Заневский стиснул зубы, но промолчал, чувствуя, что хватил лишку.

— А теперь отвечаю на ваши вопросы вопросами: кто вам дал право препятствовать внедрению рационализаторских предложений?.. Если вы сознательно тормозите это дело — это преступление!.. Почему не были на партбюро?

— Я ездил в трест…

— Вас вызывали?

— Это что, допрос?

— Нет. Но на бюро обсуждались вопросы волнующие весь коллектив. И вы знали об этом.

— Я поехал сам по поводу лесоповального инструмента и привез.
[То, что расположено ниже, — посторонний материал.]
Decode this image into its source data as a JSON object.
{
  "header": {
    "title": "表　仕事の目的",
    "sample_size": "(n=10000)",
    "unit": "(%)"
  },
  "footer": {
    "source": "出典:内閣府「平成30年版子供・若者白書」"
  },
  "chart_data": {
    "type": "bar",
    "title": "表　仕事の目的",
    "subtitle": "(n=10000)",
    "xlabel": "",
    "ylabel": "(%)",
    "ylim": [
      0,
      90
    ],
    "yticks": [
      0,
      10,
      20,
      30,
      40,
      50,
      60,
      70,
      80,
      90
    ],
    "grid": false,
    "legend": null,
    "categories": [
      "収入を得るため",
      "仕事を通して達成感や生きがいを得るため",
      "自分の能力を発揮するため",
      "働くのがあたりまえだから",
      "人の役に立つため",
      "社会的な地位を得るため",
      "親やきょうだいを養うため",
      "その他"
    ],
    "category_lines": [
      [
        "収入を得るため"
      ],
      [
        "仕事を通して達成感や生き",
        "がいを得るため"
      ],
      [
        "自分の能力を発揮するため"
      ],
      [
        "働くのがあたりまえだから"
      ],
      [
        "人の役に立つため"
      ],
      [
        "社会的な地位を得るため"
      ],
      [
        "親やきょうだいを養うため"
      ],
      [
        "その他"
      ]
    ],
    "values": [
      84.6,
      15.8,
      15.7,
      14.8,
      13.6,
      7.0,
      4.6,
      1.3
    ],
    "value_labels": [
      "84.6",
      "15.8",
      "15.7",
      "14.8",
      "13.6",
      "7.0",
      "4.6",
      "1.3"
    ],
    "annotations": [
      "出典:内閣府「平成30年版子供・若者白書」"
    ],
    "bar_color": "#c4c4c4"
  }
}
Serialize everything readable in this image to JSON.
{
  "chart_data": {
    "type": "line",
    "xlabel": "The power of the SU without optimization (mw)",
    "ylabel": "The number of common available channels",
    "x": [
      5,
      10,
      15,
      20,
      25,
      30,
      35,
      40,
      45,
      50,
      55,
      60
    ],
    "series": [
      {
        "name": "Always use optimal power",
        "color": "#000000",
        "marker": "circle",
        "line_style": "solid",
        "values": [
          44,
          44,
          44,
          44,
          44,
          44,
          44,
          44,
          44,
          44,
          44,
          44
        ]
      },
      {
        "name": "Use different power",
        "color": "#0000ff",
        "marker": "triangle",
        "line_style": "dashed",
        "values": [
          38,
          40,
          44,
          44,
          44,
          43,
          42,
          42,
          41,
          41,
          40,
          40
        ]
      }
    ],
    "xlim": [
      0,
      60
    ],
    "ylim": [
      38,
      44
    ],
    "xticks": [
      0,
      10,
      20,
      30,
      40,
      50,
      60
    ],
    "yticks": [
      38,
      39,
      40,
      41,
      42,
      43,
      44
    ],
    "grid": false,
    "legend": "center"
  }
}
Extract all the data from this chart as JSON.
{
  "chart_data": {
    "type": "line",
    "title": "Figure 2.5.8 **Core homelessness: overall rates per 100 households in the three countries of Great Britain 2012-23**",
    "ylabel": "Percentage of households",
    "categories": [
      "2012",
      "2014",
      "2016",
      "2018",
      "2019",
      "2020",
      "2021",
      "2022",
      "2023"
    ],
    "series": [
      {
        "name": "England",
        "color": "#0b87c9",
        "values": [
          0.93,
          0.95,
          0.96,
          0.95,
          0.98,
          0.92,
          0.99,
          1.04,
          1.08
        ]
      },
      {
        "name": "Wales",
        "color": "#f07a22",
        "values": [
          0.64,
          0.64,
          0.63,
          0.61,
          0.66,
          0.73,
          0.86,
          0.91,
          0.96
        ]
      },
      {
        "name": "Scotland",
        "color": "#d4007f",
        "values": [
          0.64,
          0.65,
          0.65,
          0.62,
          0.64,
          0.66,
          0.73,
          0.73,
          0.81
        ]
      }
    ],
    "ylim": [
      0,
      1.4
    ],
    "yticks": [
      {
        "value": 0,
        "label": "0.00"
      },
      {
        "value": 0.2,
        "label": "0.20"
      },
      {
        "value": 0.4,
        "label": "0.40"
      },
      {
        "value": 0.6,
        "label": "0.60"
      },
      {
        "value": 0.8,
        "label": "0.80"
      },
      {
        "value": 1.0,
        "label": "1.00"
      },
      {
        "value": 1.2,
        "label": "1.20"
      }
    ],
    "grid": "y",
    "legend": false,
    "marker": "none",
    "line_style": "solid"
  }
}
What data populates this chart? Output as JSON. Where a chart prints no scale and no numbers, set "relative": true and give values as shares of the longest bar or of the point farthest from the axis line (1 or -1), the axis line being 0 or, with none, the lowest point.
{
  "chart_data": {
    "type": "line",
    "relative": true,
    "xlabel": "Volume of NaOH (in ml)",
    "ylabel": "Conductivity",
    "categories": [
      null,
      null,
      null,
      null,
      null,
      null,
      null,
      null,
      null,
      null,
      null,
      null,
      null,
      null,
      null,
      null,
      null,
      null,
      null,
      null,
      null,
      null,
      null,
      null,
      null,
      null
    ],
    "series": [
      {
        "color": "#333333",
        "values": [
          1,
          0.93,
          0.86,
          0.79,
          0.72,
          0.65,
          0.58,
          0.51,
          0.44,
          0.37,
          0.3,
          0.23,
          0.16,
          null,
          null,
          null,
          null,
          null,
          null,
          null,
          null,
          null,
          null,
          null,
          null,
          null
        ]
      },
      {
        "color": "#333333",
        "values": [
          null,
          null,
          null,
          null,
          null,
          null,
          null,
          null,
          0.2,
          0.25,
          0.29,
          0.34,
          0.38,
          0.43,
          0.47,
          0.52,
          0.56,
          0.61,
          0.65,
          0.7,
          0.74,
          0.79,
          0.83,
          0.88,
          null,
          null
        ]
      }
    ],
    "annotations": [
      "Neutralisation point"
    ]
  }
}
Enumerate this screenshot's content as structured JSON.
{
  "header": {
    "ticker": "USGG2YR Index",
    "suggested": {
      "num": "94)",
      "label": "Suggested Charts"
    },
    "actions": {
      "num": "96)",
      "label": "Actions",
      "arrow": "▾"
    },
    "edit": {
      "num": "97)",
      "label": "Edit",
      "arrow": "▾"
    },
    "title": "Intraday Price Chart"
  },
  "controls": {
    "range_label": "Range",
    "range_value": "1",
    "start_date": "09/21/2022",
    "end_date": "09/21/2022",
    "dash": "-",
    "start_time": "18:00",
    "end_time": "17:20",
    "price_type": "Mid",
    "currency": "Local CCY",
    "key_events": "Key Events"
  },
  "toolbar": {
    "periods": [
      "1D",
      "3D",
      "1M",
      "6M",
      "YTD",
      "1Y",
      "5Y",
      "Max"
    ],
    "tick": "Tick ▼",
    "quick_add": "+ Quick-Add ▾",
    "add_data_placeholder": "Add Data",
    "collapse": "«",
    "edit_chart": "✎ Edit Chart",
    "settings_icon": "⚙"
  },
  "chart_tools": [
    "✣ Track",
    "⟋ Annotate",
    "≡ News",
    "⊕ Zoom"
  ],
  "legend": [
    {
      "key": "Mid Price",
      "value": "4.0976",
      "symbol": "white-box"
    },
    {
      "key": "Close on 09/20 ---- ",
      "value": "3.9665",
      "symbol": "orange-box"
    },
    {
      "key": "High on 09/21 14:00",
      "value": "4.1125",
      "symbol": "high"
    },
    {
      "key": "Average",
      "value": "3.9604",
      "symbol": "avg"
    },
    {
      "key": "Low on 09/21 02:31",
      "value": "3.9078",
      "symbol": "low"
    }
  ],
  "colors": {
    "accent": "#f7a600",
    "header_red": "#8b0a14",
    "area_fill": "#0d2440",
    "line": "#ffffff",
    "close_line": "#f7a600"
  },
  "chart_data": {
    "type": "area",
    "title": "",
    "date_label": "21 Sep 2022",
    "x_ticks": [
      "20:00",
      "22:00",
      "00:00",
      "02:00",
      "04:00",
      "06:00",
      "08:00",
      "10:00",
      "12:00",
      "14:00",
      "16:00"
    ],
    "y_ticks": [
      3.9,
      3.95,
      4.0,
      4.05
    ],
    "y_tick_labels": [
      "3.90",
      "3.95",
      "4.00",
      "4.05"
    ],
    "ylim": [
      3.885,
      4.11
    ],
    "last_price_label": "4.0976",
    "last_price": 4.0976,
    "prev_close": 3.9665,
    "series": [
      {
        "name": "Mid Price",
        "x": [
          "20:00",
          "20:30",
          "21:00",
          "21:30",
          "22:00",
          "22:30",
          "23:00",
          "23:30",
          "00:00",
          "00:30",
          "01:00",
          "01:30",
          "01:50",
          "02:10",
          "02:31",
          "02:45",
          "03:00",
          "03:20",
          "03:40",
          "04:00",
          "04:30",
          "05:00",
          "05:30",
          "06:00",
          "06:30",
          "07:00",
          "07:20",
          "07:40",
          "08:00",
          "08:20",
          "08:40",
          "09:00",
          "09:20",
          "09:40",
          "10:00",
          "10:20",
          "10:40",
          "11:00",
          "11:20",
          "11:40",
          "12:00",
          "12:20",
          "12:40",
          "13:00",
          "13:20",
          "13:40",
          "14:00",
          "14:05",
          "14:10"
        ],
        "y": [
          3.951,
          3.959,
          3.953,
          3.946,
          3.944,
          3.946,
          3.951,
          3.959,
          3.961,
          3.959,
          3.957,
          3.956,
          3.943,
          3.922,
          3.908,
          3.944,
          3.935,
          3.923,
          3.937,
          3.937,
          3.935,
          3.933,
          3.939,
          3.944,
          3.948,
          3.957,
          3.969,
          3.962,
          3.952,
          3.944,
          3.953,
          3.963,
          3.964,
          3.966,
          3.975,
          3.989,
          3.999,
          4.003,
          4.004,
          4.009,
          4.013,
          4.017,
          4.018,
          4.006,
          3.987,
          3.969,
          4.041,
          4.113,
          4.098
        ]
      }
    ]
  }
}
— Это хорошо. Но если бы вы были на бюро, ручаюсь, карикатура не появилась бы. Вам помогли бы разобраться в самом себе и на многое бы открыли глаза. Вы боитесь критики, Михаил Александрович.

— Вы, Александр Родионович, несправедливы ко мне…

— Почему? — на лице Александра было искреннее удивление.

— Обычно директор с замполитом живут душа в душу, поддерживают друг друга, а у нас…

— Позвольте, — мрачно усмехнулся Столетников, — что же, по-вашему, я должен ратовать за отказ от трелевочных лебедок, когда не согласен с вами? Должен был высказаться против приспособления Костикова, когда вижу от него пользу? Должен был на заседании исполкома кривить душой и не признавать своей ошибки, когда видел, что врач Заневская права? Наконец, должен подражать вам и устраивать в пьяном виде дебош во время приема больных?.. Нет уж, увольте!